Gleichwohl gehen die Finanzexperten - sowohl bei der SPD als auch bei der Union - fest davon aus, dass die ursprünglichen Haushaltsplanungen der Bundesregierung nach der Wahl grundsätzlich überarbeitet werden müssen. Die Ursache: Die andauernde Konjunkturschwäche lässt das Steuereinnahme-Wachstum weit hinter den Prognosen vom Mai dieses Jahres zurückfallen. Allein für das laufende Jahr rechnet der Steuerexperte des Kieler Weltwirtschaftsinstituts IfW, Alfred Boss, mit Mindereinnahmen von 14 Milliarden Euro. 2003 würden noch einmal rund zehn Milliarden Euro im Vergleich zur Planung fehlen. Die aktuellen Entwicklungen in einem der finanzstärksten Bundesländer, Baden-Württemberg, bestätigen die Schätzungen. Allein bis August nahm das Stuttgarter Finanzministerium knapp eine Milliarde Euro, und damit acht Prozent weniger Steuern ein als geplant. Und: „Es gibt keine Anzeichen für eine Trendwende“, sagte eine Ministeriumssprecherin.

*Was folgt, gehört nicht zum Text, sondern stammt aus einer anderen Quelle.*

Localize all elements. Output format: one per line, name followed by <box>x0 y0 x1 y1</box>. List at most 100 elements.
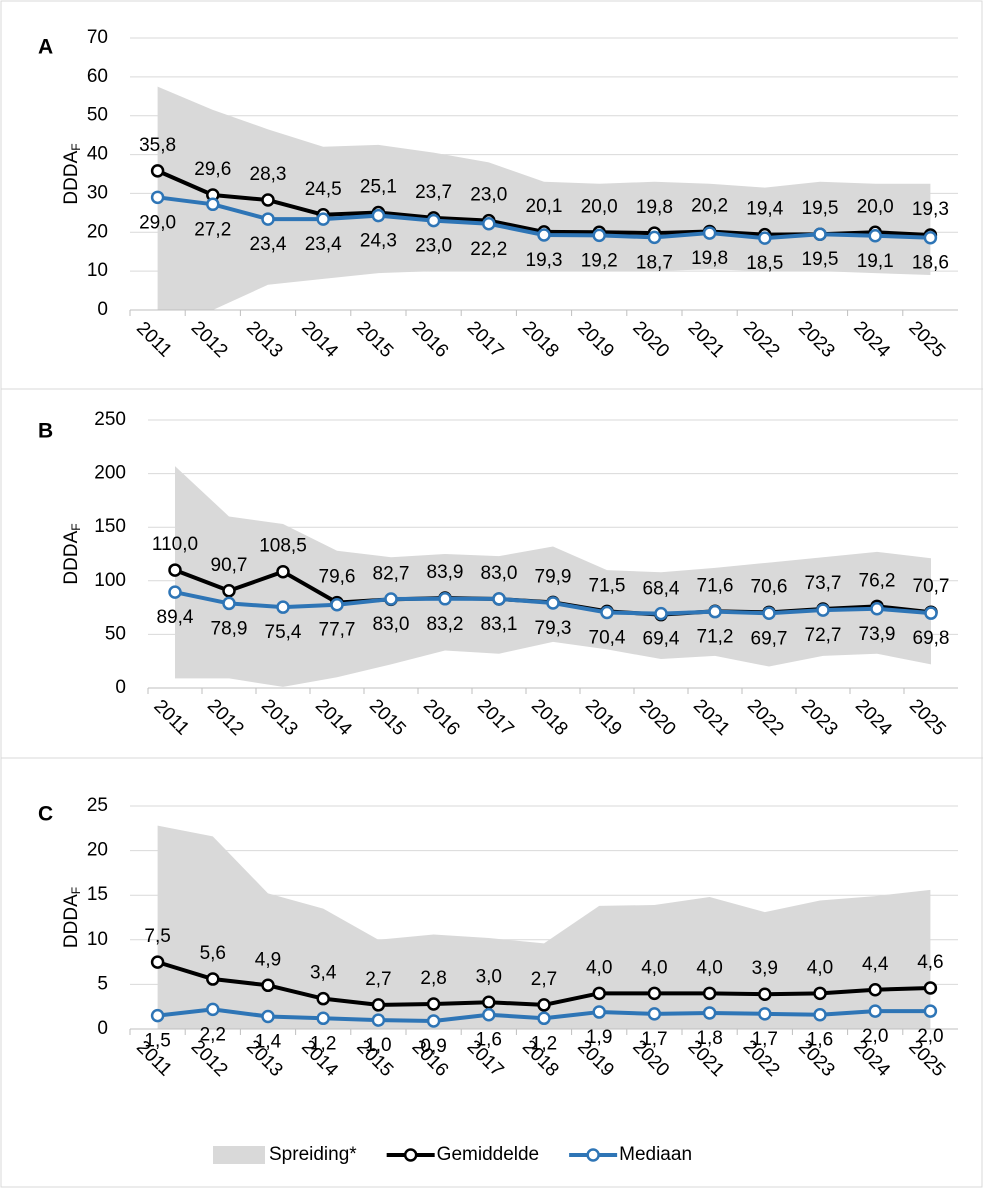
data-label: 79,3 <box>535 618 572 639</box>
data-label: 20,2 <box>691 196 728 217</box>
data-label: 2,0 <box>917 1026 943 1047</box>
series-marker <box>592 228 606 243</box>
series-marker <box>702 226 717 240</box>
series-marker <box>426 1014 441 1028</box>
data-label: 69,4 <box>643 629 680 650</box>
series-marker <box>592 986 606 1001</box>
data-label: 2,7 <box>531 969 557 990</box>
y-tick-label: 30 <box>87 182 108 203</box>
data-label: 29,6 <box>194 159 231 180</box>
data-label: 4,0 <box>696 957 722 978</box>
series-marker <box>868 229 882 243</box>
series-marker <box>758 987 772 1001</box>
data-label: 20,0 <box>581 196 618 217</box>
data-label: 4,4 <box>862 954 889 975</box>
data-label: 1,8 <box>696 1028 722 1049</box>
data-label: 4,0 <box>586 957 612 978</box>
x-tick-label: 2017 <box>463 317 508 362</box>
series-marker <box>482 995 496 1009</box>
series-marker <box>600 605 614 620</box>
series-marker <box>546 596 560 610</box>
data-label: 73,9 <box>859 624 896 645</box>
series-marker <box>261 193 275 207</box>
data-label: 70,4 <box>589 628 626 649</box>
series-marker <box>371 998 386 1012</box>
data-label: 110,0 <box>152 534 198 555</box>
data-label: 83,0 <box>373 614 410 635</box>
data-label: 72,7 <box>805 625 842 646</box>
panel-letter: C <box>38 803 53 826</box>
data-label: 83,2 <box>427 614 464 635</box>
x-tick-label: 2018 <box>527 695 572 740</box>
x-tick-label: 2015 <box>365 695 410 740</box>
x-tick-label: 2025 <box>905 695 950 740</box>
series-marker <box>222 596 236 611</box>
data-label: 28,3 <box>250 164 287 185</box>
data-label: 83,9 <box>427 562 464 583</box>
data-label: 19,4 <box>746 199 783 220</box>
y-axis-label-sub: F <box>69 143 83 150</box>
legend-swatch <box>213 1146 265 1164</box>
data-label: 71,6 <box>697 575 734 596</box>
x-tick-label: 2019 <box>581 695 626 740</box>
data-label: 23,0 <box>415 236 452 257</box>
data-label: 5,6 <box>200 943 226 964</box>
series-marker <box>923 981 938 995</box>
data-label: 24,5 <box>305 179 342 200</box>
y-tick-label: 150 <box>94 516 126 537</box>
data-label: 1,7 <box>641 1029 667 1050</box>
series-marker <box>762 606 776 621</box>
y-tick-label: 25 <box>87 795 108 816</box>
y-tick-label: 200 <box>94 463 126 484</box>
series-marker <box>702 986 717 1001</box>
data-label: 0,9 <box>420 1036 446 1057</box>
series-marker <box>492 592 506 606</box>
series-marker <box>168 585 182 599</box>
data-label: 4,6 <box>917 952 943 973</box>
series-marker <box>868 1004 882 1018</box>
series-marker <box>702 1006 717 1020</box>
series-marker <box>647 986 662 1001</box>
series-marker <box>482 216 496 231</box>
data-label: 1,5 <box>144 1031 170 1052</box>
data-label: 19,3 <box>526 250 563 271</box>
series-marker <box>261 212 275 226</box>
x-tick-label: 2011 <box>132 318 176 362</box>
data-label: 75,4 <box>265 622 302 643</box>
y-tick-label: 10 <box>87 929 108 950</box>
y-axis-label: DDDAF <box>61 887 83 948</box>
series-marker <box>537 998 551 1012</box>
y-tick-label: 20 <box>87 840 108 861</box>
series-marker <box>647 1007 662 1021</box>
x-tick-label: 2011 <box>149 696 193 740</box>
series-marker <box>813 227 827 241</box>
x-tick-label: 2015 <box>352 317 397 362</box>
data-label: 20,0 <box>857 196 894 217</box>
series-marker <box>870 602 884 616</box>
data-label: 1,2 <box>310 1033 336 1054</box>
series-marker <box>330 597 344 612</box>
data-label: 1,7 <box>752 1029 778 1050</box>
data-label: 69,8 <box>913 628 950 649</box>
x-tick-label: 2018 <box>518 317 563 362</box>
data-label: 19,5 <box>802 249 839 270</box>
data-label: 83,1 <box>481 614 518 635</box>
y-tick-label: 60 <box>87 66 108 87</box>
x-tick-label: 2024 <box>849 317 894 362</box>
data-label: 18,5 <box>746 253 783 274</box>
x-tick-label: 2022 <box>739 317 784 362</box>
series-marker <box>206 1002 220 1017</box>
series-marker <box>924 606 938 620</box>
data-label: 83,0 <box>481 563 518 584</box>
y-axis-label-main: DDDA <box>61 150 82 204</box>
data-label: 89,4 <box>157 607 194 628</box>
y-axis-label-main: DDDA <box>61 894 82 948</box>
x-tick-label: 2023 <box>794 317 839 362</box>
data-label: 4,0 <box>641 957 667 978</box>
data-label: 70,6 <box>751 576 788 597</box>
x-tick-label: 2014 <box>297 317 342 362</box>
data-label: 2,0 <box>862 1026 888 1047</box>
data-label: 2,8 <box>420 968 446 989</box>
series-marker <box>816 603 830 617</box>
data-label: 71,5 <box>589 575 626 596</box>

Die Auswirkungen solch gewaltiger Steuerausfälle auf die Haushaltspolitik der nächsten Bundesregierung - ganz gleich welcher Couleur - sind gravierend. Nicht nur die Bundesländer werden ihre Ausgabeplanungen für das kommende Jahr überarbeiten oder, wie es auch in Stuttgart nicht mehr ausgeschlossen wird, Nachtragshaushalte verabschieden müssen. Auch im Bund „sind wir völlig eingemauert“, bekannte jetzt ein Haushälter in der Unionsfraktion. Die Steuerausfälle und das der EU-Kommission gegebene Versprechen der Defizitrückführung bis 2004 „lassen keine Spielräume für ausgabewirksame politische Maßnahmen“. Kurz gesagt: Was auch immer die Parteien in ihren Wahlprogrammen versprochen haben, ist bereits jetzt Makulatur. Das betrifft die Entlastung von 400- bis 800-Euro-Jobs von der Abgabepflicht bis hin zu steuerlichen Erleichterungen im Mittelstand.

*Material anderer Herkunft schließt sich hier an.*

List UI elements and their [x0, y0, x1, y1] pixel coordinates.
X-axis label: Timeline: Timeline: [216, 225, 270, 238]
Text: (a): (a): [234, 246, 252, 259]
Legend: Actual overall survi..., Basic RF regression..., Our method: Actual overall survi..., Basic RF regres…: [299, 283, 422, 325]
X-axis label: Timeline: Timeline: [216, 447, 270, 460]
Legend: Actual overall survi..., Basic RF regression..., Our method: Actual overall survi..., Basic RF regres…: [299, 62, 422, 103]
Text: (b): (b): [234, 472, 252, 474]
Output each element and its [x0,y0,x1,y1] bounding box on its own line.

Im Bundeshaushalt allein müssen in den nächsten zwei Jahren rund 20 Milliarden Euro Ausgaben gekürzt werden, wie der IfW-Experte Boss berechnet hat. Eingerechnet darin sind bereits Beitragserhöhungen bei Renten- und Krankenversicherungen um 0,5 Prozent. Fällt dann auch noch die Ökosteuer weg, wie es die Union vorschlägt, werden es schon rund 23 Milliarden Euro sein. Verschiebt sich die Einführung der Lkw-Maut, kommen noch einmal rund zwei Milliarden Euro oben drauf.

Zwar dementiert das Finanzministerium, Eichels Beamte hätten bereits eine „Giftliste“ mit Kürzungen erstellt. Doch die Forschungsinstitute gehen davon aus, dass es nach der Vorlage ihres Herbstgutachtens genau einen Monat nach der Bundestagswahl umfangreiche Ausgabenkürzungen geben wird. Der Problemdruck der Kassenwarte bei Bund und Ländern sei „immens“, weiß Boss und prognostiziert für das Gutachten, es werde „viel Unangenehmes darin stehen“.

Doch was könnte eine 20 Milliarden Euro teure „Giftliste“ beinhalten? „Auf keinen Fall Investitionen“, warnt Alfons Kühn vom DIHK, und meint damit wohl auch die 150 Milliarden Euro Subventionen, die Jahr für Jahr die Unternehmen erhalten. Und auch der öffentliche Dienst wird im nächsten Frühjahr wohl kaum völlig auf Tariferhöhungen verzichten. Dann bleiben nur noch eines übrig – die nicht gesetzlich vorgeschriebenen Sozialleistungen.